We all ended the day unusually tired and so opted for a nearby restaurant which turned out to be pretty upmarket. It was good but I think we were a serious disappointment to our waiter. I had the Milanese Cutlet which is the center of a major controversy with Vienna over who first thought to dip meat in egg and breadcrumbs and fry the result. I have to admit I prefer the Viennese version.
This morning we hit the ground running with a tour of Leonardo’s Last Supper. Obviously it’s a beautiful painting and the guide provided a lot of insight into the multi-layered symbolism embodied in, seemingly, every brush-stroke.
Next up was the Duomo. I admit to being a jaded cathedral visitor, but the Milan Duomo cut through that. The unusual white facade; the neede-sharp turrets; the depth of statuary; and the soaring interior are just amazing. We went up on the roof and so had a chance to get up close and personal with the statues that you would otherwise only see in the distance.
Inside the Duomo we also visited the crypt. If you’re religious the embalmed saint’s body is obviously the main attraction, but I loved the atmospheric room centered on a chest containing a nail from the true cross.
After wandering through the glass-roofed Victorio Emanuelle Galería with its raft of up-market shops and floods of window-shoppers, we stopped for lunch.

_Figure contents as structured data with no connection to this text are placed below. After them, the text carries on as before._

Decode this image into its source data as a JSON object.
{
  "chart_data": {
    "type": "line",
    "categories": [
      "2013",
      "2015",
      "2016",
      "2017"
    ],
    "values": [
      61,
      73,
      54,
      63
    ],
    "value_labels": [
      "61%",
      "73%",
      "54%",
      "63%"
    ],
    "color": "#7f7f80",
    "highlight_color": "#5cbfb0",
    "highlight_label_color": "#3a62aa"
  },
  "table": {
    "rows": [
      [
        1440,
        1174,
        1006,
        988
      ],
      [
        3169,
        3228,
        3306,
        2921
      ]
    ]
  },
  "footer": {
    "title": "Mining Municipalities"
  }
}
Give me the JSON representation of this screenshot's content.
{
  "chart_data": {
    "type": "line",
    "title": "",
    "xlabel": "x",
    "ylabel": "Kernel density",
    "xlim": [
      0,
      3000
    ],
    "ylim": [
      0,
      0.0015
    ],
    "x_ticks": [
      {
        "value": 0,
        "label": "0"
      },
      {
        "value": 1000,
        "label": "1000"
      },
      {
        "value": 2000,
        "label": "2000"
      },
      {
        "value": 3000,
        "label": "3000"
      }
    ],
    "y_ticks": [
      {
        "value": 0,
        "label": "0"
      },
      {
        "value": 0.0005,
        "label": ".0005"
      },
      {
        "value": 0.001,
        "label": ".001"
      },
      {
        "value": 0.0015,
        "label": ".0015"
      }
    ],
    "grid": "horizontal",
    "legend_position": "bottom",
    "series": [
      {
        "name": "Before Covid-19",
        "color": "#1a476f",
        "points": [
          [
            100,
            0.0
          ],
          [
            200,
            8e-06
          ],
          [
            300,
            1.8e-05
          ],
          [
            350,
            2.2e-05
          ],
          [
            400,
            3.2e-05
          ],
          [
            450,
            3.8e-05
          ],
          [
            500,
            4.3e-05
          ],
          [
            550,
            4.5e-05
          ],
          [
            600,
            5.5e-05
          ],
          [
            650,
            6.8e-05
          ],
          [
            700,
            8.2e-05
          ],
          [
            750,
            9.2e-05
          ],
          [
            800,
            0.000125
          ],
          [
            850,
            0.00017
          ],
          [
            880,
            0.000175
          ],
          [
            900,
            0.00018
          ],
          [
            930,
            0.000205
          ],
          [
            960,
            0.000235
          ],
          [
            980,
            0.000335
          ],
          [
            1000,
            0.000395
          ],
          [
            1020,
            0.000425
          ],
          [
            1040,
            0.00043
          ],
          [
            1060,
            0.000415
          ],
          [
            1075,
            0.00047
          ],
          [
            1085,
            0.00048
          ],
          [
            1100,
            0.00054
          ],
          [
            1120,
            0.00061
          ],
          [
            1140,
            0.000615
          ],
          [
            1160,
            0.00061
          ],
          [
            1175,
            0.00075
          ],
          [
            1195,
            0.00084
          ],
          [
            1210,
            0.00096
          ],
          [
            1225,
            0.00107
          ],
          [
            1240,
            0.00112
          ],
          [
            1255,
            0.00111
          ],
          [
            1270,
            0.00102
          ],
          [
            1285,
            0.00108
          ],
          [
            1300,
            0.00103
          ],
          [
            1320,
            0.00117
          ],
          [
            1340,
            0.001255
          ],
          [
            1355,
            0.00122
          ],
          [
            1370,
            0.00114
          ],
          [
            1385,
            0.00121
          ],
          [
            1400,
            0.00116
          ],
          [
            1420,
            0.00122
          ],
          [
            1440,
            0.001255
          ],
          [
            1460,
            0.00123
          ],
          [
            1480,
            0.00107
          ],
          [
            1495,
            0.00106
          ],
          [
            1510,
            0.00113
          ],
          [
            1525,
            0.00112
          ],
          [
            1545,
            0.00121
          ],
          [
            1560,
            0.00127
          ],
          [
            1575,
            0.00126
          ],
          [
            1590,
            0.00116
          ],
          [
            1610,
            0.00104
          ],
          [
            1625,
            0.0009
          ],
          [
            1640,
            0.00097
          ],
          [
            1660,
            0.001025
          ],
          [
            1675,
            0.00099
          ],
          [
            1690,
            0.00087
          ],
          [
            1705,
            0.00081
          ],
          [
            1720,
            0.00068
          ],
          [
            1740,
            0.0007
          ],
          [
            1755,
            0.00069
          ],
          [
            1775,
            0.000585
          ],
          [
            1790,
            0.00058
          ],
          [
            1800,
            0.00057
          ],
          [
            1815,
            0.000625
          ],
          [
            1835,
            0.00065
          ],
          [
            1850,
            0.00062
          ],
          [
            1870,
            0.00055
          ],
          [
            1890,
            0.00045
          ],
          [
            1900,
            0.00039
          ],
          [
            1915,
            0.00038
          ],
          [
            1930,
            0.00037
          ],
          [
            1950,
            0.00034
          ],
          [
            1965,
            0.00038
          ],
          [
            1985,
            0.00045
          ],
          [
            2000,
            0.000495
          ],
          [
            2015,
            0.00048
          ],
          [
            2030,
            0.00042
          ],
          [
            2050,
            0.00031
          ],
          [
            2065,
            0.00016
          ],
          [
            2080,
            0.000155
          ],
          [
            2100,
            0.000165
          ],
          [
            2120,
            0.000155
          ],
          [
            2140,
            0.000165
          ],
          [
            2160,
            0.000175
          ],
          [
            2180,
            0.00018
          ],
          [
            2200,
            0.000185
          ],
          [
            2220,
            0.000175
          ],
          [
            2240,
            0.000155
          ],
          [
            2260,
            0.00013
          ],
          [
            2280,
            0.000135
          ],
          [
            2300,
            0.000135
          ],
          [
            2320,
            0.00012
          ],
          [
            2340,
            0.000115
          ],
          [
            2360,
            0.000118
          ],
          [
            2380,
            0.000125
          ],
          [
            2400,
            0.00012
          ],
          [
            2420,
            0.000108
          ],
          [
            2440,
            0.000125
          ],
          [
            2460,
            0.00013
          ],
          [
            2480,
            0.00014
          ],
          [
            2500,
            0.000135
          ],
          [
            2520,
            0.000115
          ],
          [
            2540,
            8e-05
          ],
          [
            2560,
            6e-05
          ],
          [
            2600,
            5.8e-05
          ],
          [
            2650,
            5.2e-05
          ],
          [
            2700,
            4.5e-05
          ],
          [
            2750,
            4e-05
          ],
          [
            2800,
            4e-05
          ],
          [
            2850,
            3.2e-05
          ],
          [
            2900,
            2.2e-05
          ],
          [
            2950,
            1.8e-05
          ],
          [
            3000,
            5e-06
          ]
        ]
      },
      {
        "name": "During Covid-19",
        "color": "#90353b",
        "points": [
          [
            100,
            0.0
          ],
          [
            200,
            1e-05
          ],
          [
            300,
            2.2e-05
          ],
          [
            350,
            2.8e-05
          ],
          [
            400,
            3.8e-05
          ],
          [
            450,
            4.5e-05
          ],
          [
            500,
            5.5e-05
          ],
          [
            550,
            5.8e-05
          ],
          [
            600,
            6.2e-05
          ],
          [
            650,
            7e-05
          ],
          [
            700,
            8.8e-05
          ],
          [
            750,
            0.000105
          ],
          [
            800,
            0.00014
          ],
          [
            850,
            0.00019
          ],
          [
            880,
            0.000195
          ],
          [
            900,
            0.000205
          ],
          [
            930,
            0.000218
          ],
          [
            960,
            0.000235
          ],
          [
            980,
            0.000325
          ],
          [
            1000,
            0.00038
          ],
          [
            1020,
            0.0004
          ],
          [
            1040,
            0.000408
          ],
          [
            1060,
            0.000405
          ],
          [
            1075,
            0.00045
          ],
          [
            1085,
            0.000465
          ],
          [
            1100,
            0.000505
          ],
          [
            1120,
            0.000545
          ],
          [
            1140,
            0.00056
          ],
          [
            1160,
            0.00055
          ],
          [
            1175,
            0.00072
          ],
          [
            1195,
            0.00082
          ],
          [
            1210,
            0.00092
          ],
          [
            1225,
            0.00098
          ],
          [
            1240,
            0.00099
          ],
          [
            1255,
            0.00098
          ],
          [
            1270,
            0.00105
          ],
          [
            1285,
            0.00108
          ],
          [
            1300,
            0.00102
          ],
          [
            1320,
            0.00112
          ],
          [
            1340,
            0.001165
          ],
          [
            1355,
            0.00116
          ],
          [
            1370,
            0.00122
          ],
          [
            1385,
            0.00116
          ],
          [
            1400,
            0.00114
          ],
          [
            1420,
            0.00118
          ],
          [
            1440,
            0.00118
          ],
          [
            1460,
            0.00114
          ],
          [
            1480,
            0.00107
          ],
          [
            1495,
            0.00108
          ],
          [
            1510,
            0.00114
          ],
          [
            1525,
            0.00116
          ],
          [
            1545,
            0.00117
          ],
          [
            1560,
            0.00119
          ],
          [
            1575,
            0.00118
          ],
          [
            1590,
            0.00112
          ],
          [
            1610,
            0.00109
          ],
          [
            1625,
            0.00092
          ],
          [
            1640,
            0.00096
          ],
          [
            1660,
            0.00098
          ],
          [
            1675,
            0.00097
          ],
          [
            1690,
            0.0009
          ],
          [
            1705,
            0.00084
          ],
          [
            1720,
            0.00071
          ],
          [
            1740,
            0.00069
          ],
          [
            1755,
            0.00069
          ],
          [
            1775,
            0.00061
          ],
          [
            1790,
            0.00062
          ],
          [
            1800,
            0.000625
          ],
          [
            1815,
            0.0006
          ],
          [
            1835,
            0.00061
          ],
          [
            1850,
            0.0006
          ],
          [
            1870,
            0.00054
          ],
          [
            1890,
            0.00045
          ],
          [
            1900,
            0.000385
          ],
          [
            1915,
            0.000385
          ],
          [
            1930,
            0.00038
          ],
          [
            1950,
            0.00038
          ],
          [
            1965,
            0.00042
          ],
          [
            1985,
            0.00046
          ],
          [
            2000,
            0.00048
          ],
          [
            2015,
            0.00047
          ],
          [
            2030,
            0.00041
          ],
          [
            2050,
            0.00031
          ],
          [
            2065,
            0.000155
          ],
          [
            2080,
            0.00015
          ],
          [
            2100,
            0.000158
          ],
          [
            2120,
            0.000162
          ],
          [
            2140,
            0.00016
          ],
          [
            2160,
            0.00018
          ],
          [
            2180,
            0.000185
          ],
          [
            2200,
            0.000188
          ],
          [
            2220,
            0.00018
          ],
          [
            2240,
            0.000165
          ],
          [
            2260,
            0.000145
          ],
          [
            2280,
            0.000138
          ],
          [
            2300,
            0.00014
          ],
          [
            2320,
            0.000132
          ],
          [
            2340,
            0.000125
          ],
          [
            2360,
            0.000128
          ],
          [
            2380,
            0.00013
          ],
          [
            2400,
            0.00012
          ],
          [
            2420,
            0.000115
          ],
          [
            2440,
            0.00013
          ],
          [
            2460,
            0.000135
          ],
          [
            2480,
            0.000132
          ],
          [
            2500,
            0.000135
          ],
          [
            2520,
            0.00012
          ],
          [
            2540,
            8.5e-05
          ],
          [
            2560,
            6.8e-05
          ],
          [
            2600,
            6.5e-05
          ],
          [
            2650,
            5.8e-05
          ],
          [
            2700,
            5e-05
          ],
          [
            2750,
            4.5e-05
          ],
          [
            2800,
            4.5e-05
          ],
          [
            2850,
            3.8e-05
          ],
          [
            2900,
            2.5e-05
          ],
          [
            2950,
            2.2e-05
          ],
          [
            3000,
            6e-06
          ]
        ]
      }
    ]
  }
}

Our final stop was the Biblioteca Pinoteca Ambrosiana. This library and art gallery is a great combination of lovely art and weird objects. A lock of Lucrecia Borgia’s hair and the gloves Napoleon wore at Waterloo to name two. It also houses the Codex Atlanticus, the largest collection of Da Vinci’s papers. I’m always blown away by Leonardo’s range of talents, but especially after seeing the Last Supper this morning it was amazing to see his hand-written notes and sketches.
Apart from the major sites, Milan has proved to be a pretty city. Much of it was rebuilt after WW2 bombing left it flattened, and it’s an interesting combination of new and old. The cute trams give it color and there are interesting shops all around. I can’t say one day’s visit does it justice, but it’s been a good day.